Making a Home
My father was a career Army officer. Now, you read that, and you think that we moved every 2-3 years, with the result that I feel constantly displaced. Entirely wrong.
For starters, we moved every 5-7 years. And my parents were fantastic at helping us change houses, schools, and states as smoothly as possible. My mother always said, “Home is where we are together.” So my perception of home has never been based on a particular structure, but on family. (My mother grew up as the child of a mining engineer, so she moved every year or two herself and thus had valuable experience.) The result is that my brother and I are not daunted by the prospect of packing up and moving to a new place, and we have close friends all over the country.
But my mother and I were always prepared for the stereotypical Army move. (I was always ready to move before the Army was ready–I have a five-year “moving clock” in my head.) When we moved from the D.C. area to San Antonio, we found ourselves in a nice house with grotesquely ugly dining room curtains. Seriously, these could have inspired Charlotte Perkins Gilman’s “The Yellow Wallpaper.” They were that ugly. I said, “Can’t we buy new curtains?” My mother responded, “Why? How long do you think we’re going to live here?” So we just kept the curtains open whenever we used the room, so that we had to look at as little of that fabric as possible.
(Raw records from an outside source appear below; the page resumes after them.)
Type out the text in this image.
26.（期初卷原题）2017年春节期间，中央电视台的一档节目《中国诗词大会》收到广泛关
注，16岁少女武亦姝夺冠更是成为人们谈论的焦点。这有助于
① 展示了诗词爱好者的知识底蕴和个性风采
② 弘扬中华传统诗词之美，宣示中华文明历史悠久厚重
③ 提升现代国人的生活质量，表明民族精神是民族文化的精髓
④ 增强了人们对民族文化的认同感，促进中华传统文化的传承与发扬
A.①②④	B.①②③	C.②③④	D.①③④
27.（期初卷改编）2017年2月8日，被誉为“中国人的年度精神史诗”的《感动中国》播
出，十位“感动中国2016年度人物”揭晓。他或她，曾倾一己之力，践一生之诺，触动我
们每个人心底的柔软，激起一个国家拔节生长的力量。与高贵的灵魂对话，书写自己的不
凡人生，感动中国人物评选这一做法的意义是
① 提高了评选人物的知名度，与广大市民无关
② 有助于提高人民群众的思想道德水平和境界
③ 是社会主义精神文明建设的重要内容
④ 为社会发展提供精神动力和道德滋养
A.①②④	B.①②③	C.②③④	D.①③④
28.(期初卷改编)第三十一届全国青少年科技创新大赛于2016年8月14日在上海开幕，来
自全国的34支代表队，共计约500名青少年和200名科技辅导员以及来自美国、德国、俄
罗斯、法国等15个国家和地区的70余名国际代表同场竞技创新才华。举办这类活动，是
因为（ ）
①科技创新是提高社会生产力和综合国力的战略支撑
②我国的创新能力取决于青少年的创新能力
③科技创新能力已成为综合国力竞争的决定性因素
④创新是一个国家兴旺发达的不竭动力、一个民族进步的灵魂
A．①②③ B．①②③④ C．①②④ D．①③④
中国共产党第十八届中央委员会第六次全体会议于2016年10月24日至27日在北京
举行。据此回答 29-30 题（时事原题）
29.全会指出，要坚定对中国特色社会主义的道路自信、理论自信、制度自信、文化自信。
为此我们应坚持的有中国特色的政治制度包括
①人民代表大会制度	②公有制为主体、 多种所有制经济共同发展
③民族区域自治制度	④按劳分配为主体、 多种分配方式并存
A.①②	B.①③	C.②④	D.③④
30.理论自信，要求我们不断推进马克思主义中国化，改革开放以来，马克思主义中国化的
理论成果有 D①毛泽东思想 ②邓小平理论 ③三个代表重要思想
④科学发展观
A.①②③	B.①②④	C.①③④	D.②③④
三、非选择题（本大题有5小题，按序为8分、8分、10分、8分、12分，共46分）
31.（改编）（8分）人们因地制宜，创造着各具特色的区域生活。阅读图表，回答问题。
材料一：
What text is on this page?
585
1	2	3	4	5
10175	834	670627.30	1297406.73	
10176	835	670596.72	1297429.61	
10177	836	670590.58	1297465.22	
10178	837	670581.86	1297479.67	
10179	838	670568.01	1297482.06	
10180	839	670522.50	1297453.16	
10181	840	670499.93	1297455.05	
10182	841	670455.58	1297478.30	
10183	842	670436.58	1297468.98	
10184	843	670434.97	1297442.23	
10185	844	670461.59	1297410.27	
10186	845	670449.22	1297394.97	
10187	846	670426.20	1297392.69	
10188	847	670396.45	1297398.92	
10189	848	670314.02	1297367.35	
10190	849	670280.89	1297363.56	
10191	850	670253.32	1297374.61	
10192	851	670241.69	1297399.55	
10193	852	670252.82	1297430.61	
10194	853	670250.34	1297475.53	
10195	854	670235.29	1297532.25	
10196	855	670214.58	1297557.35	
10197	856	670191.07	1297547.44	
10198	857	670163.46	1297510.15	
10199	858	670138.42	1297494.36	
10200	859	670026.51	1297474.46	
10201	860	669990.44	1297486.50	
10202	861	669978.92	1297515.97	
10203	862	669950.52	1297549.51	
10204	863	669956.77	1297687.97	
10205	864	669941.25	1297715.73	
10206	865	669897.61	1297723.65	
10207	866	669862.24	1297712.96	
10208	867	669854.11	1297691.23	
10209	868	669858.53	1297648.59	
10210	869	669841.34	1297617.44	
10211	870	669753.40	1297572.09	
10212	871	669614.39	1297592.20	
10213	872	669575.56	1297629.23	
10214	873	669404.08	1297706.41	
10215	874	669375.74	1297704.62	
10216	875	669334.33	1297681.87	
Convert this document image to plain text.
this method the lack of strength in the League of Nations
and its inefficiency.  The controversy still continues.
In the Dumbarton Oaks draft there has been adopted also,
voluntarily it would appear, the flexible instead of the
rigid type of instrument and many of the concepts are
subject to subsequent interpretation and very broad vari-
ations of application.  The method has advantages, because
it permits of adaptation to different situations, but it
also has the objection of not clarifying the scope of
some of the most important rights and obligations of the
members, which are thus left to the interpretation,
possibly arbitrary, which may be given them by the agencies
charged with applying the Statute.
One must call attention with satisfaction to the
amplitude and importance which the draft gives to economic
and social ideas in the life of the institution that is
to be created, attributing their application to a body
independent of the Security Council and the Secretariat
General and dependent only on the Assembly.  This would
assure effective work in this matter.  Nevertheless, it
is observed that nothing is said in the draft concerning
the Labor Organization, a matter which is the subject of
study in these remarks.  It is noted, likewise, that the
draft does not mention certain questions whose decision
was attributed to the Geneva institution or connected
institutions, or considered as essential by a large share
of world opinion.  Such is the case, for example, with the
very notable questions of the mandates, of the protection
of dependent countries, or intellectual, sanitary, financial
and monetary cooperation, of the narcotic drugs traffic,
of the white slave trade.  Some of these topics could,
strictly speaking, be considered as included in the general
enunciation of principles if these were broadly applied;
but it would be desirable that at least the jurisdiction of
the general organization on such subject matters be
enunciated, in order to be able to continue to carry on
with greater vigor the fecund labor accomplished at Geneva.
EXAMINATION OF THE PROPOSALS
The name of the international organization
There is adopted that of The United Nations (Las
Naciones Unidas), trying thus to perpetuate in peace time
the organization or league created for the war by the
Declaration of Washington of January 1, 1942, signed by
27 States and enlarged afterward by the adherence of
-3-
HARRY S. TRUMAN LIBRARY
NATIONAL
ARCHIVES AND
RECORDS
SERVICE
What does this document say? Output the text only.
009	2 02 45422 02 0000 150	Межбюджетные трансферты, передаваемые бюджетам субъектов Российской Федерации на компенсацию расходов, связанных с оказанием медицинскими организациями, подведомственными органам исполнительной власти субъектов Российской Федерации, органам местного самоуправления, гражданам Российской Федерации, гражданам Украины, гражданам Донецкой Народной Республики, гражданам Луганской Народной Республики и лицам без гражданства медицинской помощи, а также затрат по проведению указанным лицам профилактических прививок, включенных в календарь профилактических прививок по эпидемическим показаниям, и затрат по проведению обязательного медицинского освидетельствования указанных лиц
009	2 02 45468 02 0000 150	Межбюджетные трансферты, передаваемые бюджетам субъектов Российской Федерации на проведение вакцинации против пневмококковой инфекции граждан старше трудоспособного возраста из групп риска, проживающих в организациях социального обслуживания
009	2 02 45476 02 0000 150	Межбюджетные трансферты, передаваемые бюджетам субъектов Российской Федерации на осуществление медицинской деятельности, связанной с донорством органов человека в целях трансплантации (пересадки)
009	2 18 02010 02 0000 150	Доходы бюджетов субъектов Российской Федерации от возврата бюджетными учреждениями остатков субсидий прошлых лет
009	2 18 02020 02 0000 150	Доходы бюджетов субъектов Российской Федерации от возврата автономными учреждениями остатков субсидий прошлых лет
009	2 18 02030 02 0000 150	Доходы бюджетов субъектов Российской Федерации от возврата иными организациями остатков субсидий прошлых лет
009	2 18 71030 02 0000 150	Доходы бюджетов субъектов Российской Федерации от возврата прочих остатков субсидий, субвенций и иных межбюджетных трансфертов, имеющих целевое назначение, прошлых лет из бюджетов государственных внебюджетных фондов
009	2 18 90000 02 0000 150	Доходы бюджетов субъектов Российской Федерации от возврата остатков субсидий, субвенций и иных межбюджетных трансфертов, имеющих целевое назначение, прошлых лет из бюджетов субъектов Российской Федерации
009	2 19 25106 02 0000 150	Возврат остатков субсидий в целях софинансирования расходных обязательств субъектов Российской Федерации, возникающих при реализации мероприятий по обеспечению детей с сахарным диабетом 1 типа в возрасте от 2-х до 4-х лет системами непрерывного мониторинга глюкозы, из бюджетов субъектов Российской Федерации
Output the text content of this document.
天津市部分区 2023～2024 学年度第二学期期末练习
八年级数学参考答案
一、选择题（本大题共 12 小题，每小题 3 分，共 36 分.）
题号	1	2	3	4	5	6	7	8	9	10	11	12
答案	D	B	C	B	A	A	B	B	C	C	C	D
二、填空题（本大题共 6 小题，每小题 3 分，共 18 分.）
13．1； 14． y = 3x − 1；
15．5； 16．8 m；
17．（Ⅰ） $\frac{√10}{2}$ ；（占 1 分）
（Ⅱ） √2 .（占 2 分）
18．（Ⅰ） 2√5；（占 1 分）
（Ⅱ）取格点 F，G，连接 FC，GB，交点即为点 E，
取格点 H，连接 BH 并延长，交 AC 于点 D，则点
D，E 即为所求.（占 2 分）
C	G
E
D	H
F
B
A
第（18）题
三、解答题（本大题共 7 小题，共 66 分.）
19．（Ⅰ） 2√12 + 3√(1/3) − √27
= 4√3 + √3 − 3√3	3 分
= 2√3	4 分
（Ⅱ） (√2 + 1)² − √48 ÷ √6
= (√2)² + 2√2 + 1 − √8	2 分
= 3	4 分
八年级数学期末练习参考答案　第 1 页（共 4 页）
After a while I said, “No, really, can we buy new curtains?” My mother said, “Honestly, how long do you think we’re going to live here?” I answered, “I don’t know, but we’ve been in this house 10 years.”
So I’ve never been quick to decorate, because how long am I going to live there, anyhow? My brother once said that he could tell I was about to move out of a place when I finished decorating it. That’s been true of dorm rooms, sorority rooms, and at least one apartment.
But on the times that I have actually decorated in a timely manner, I’ve found myself in a very homey space. In grad school, my roommate and I bought all of our “art” at the thrift store. I remember one large woodland scene that had a few nicks in the paint. We filled them in with crayon and no one noticed. Instead, what one of our classmates said was, “It’s like going home.”
When Mr. Sandwich and I bought our house, it was in great shape–we painted, had the floors sanded and refinished, and moved in. Having our own colors on the wall instantly made it feel like our space. And hanging pictures was a priority for him, so those went up quickly. The result was that more than one person came over and said, “It doesn’t feel like you just moved in. It feels like you’ve lived here for years.”
We’re coming up on three years in the house. I don’t know if that five-year move clock will go off again, but at the moment, I can’t imagine leaving. It’s our home.